Last weekend, more than two million Protestants and Catholics in the UK attended church to celebrate Easter, millions fewer than just 50 years ago. The great fathers of sociology -- Weber, Marx, Durkheim -- all believed that industrialization, wealth and democracy would lead to the development of a massively secular society. Religion and its myths, the linchpin of dirt-poor traditional societies, would evaporate before detraditionalizing modernity.
They were right about Europe, but wrong about almost everywhere else. Evangelical Protestantism in the United States and Islamic fundamentalism are the planet's two fastest-growing religions; even Hindu and Buddhist fundamentalism are on the increase. Only Europe has moved in the direction the classic sociologists predicted.
A mere third of Europeans report that they think that life is worth living because God exists. In the US, 61 percent do, a proportion seemingly matched, although we don't have reliable evidence, within Islam. In those religiously inclined majorities, fundamentalists find it easier to recruit.
But why is rich Europe secular and rich America religious? And does the answer to that question give any clues about the rise in religious fundamentalism? For this increase advances one of the most pernicious and hateful phenomena in human history, ranking with polarization of the political right and left in its destructive and poisonous influence.
Whether it is the perpetrators of the Madrid atrocity or Franklin Graham, son of evangelist Billy Graham, calling Islam a "wicked religion," fervent fundamentalist religiosity breeds violence, intolerance and sexism. The sacred texts of Christianity and Islam may plead love, mutual respect and peace; their fundamentalist followers observe these doctrines in the breach.
You cannot watch Mel Gibson's controversial The Passion of the Christ without being provoked into these questions, for while it is breaking box-office records in the US and even playing to crowded cinemas in the Arab world, European audiences are smaller, less credulous and mostly interested in the film as a cultural and cinematic phenomenon rather than as a religious experience.
They are right. Gibson is a conservative Catholic fundamentalist. Each day's filming began with Mass; Gibson claims extraordinarily that the holy spirit was on the set throughout, with Jesus-like incidents of sudden healing. Gibson says he was God's tool. It is a perspective that saturates his film, with a cowled Satan appearing at key moments, rather as a vampire might in a classic Hollywood horror movie.
This perspective also reduces the whole to the level of farce, emotionally distancing the viewer from Christ's horrific last hours that are meant to trigger our rediscovery of what it means to be Christian.

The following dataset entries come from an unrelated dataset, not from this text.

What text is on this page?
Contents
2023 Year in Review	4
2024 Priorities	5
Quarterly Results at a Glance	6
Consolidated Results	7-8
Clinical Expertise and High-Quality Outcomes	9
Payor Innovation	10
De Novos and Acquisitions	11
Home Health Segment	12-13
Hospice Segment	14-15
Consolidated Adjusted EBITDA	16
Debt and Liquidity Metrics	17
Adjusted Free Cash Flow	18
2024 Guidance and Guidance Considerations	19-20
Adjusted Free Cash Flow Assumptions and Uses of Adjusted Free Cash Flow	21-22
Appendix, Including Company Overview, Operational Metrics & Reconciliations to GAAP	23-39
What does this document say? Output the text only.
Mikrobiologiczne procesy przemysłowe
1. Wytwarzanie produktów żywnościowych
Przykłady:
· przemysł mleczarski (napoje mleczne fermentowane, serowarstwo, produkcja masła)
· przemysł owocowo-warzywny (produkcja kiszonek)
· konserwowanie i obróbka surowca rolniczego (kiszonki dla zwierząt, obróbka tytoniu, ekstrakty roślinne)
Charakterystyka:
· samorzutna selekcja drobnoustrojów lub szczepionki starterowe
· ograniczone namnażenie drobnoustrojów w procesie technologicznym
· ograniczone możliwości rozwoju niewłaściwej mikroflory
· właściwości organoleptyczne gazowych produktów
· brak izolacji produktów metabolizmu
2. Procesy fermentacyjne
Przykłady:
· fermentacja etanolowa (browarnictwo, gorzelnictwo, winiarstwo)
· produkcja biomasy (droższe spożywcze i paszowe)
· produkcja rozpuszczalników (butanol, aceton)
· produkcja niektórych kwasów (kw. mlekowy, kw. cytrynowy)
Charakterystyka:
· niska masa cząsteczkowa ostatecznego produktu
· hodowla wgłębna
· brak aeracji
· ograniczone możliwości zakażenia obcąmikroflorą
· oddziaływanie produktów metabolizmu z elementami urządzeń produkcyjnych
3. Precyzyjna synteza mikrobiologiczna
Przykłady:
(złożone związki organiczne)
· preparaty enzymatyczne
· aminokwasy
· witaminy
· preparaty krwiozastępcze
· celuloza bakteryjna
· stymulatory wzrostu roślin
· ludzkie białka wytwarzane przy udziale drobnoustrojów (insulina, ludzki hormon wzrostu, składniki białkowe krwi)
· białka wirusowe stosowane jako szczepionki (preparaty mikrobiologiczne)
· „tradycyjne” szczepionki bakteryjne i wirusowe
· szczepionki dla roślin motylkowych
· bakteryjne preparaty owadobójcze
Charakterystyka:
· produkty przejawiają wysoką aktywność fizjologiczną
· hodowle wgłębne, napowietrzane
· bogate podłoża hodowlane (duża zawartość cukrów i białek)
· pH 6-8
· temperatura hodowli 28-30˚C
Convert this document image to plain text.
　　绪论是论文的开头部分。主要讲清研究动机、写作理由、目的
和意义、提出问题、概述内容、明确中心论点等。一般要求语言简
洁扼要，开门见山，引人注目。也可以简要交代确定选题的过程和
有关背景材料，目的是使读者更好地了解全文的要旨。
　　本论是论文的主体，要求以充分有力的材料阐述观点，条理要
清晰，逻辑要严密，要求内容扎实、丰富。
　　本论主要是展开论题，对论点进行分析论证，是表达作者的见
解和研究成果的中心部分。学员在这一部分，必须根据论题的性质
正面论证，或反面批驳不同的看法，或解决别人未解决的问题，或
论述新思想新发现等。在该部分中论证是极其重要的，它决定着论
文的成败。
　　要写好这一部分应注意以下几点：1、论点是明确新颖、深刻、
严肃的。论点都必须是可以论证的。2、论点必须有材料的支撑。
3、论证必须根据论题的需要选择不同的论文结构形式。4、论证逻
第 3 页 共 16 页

Gibson insists on Christianity without compromise, and literal interpretation of the New Testament texts. Crucifixion was a blood sacrifice to atone for all humanity's sins at which both God and Satan were physically present. The moral message, in particular the transcendent capacity of love to produce mutual understanding and which retains my loyalty, just, to the Christian camp, is subsumed by a perverse insistence that Christian belief means that we have to plunge back into the values and myths of the pre-scientific, pre-Enlightenment, pre-democratic, barbaric and primitive Middle East.